Pazartesi günü (8 Şubat'ta) dünya genelinde manşetlere taşınan açıklamasında "Nükleer endüstrimiz barışçıldır ve dini lider fetvasında nükleer silah geliştirmenin şeriata aykırı olduğunu açıkça belirtmişti. Ama bir kediyi köşeye sıkıştırdığınızda, özgür olduğu koşullarda yapmayacağı şekilde hareket edebilir. İran'ı bu yöne zorlarlarsa, bu İran'ın hatası olmayacaktır" demişti.
Alevi'nin yorumları, ülkenin güçlü Devrim Muhafızları'na yakın başka isimler tarafından kendisinin kişisel görüşleri olarak reddedilmişti. Fakat diğer İranlı liderler, ülkenin nükleer malzeme üretimini ve stokunu KOEP tarafından belirlenen seviyelere düşürmesini kapsayan ancak geçen yıl Trump yönetiminin ekonomik yaptırımları artırmasıyla ihlal edilen ABD'nin koşullarını karşılama havasında olmadığı konusunda uyardı.
İran'ın Dini Lideri Ali Hamaney, pazartesi günü (8 Şubat'ta) yaptığı açıklamada "İran'ın taahhütlerine geri dönmesini istiyorlarsa, Amerika tüm yaptırımlarını kaldırmalıdır.
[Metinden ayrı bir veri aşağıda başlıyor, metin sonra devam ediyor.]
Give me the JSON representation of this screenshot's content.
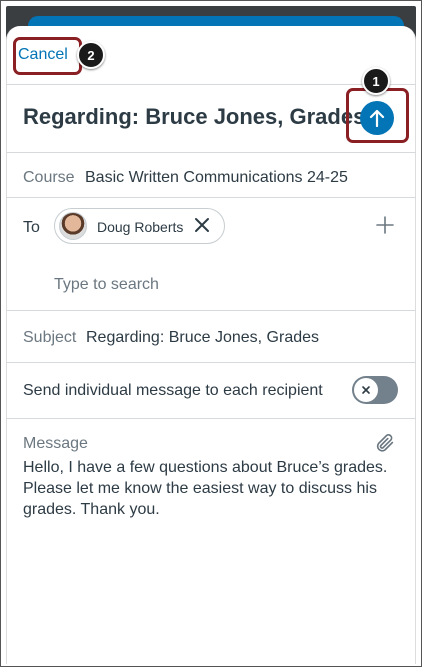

Değerlendireceğiz ve bu konuda bağlılıkla hareket ettiklerini görürsek, taahhüdümüze geri döneceğiz" dedi.
Fırsat penceresine dair çağrısını yineledi ve ABD'nin bunu "diyaloğu kabul edip İran halkına karşı güttüğü verimsiz düşmanlığı sona erdirmek için" kullanabileceğini söyledi.
* Borzou Daragahi'nin makalesinin tasarımdan kaynaklanan nedenlerle kısalttığımız başlığının tamamı şöyledir: ABD duraksarken İran yola devam edebilir: Tahran neden nükleer anlaşmadan çekilme kararı alabilir?